Son muchas las secuencias impactantes. Lo notable en ellas es que todo aparece atado a todo lo demás. Un amorío de una noche desemboca en un embarazo no deseado que el propio amante, médico de profesión, interrumpe luego. Es él quien le inyecta petidina por primera vez, justamente durante el procedimiento del aborto, y que la vuelve adicta no solo a esa sustancia, sino también a la metadona y al cloral. Ese hombre inescrupuloso, que solo tiene relaciones con ella tras sedarla, será su tercer marido y el que más espacio ocupe en la rememoración de esos años.

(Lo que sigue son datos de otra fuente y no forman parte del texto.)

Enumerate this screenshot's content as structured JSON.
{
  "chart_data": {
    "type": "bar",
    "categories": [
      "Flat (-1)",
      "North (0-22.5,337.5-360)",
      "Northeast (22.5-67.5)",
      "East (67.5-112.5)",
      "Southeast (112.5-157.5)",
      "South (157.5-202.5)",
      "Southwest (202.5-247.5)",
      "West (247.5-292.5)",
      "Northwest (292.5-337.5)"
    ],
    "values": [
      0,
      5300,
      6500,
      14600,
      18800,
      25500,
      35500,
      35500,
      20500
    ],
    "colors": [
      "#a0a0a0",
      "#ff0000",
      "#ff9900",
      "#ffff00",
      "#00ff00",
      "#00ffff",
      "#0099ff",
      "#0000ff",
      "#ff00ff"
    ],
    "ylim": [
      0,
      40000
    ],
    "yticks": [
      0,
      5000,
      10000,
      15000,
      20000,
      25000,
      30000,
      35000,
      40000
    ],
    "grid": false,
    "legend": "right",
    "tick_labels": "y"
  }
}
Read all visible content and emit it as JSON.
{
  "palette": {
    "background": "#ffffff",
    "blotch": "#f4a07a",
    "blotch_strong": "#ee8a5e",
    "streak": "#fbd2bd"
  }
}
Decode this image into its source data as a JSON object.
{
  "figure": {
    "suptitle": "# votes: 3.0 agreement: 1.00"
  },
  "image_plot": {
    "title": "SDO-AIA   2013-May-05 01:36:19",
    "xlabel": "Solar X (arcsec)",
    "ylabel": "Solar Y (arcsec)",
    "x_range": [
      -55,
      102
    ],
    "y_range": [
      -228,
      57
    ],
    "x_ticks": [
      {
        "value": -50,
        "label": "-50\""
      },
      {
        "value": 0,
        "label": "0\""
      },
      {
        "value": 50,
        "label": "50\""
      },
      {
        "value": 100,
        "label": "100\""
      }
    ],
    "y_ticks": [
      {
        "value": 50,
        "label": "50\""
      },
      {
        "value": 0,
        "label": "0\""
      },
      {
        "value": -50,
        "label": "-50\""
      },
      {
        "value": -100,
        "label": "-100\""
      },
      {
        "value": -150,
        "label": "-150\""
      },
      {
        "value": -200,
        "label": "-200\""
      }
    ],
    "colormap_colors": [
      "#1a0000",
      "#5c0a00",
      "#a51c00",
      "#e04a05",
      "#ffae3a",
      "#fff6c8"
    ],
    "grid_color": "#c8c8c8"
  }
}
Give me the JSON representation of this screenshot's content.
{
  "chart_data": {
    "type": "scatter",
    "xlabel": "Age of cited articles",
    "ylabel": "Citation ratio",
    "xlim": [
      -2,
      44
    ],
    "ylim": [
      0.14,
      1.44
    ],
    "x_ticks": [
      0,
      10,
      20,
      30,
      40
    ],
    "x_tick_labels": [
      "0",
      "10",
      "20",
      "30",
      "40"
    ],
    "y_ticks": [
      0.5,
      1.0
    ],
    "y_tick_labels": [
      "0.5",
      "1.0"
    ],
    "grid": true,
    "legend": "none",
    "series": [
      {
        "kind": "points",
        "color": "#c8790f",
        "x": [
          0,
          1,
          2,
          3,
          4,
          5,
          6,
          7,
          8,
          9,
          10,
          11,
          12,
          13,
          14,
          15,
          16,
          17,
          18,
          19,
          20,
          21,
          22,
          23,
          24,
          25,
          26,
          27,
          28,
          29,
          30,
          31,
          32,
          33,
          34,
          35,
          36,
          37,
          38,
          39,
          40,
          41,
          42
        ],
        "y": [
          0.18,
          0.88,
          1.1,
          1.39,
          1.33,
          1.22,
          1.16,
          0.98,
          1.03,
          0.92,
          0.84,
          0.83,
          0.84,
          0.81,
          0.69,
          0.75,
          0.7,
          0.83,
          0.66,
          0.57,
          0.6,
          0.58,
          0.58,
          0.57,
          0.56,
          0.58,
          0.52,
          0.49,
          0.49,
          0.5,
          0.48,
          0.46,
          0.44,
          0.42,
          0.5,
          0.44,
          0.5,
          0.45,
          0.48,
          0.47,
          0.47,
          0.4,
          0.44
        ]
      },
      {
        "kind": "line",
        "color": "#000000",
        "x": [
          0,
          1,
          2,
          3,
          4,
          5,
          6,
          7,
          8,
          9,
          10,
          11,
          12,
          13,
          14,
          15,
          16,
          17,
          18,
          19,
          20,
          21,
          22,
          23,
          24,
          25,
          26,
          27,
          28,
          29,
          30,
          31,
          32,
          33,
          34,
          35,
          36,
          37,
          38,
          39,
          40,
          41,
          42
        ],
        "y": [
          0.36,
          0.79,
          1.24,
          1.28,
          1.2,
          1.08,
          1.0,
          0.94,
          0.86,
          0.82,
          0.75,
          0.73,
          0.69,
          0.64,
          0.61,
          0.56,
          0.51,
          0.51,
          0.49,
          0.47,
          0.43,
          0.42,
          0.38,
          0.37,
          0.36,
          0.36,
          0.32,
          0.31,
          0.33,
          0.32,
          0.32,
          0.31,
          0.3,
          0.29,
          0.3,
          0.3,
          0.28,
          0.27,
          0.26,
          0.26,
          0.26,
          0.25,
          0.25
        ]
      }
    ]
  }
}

Hacia el final, internada en el centro de rehabilitación, cuando la desatan de la cama y logra ir por primera vez al baño, encuentra en el espejo a una anciana de 70 años, una mujer “con la piel descamada y gris y los ojos rojos”, una criatura que pesa 30 kilos nada más. Podría tratarse de un momento epifánico en el que todo cambie para ella, pero en el arte de la memoria desnuda que practica Ditlevsen no hay soluciones fáciles ni redenciones baratas ni finales demasiado felices. La voluntad importa poco en las promesas que se hace entonces, promesas en las que nosotros también queremos creer. Digamos la de volver a ser la mujer que se reconoce en un espejo. O la de no consumir drogas nunca más.

Cinco años después de concluir la Trilogía de Copenhague, a sus 58, Tove Ditlevsen se suicidó. El consuelo es grande y pequeño a la vez: al menos quedan sus libros. Décadas más tarde, felizmente, empiezan a gozar de una segunda oportunidad, no solo en Dinamarca, sino también muy lejos de ahí.

 


Trilogía de Copenhague, Tove Ditlevsen, Seix Barral, 2021, 432 páginas, $30.000.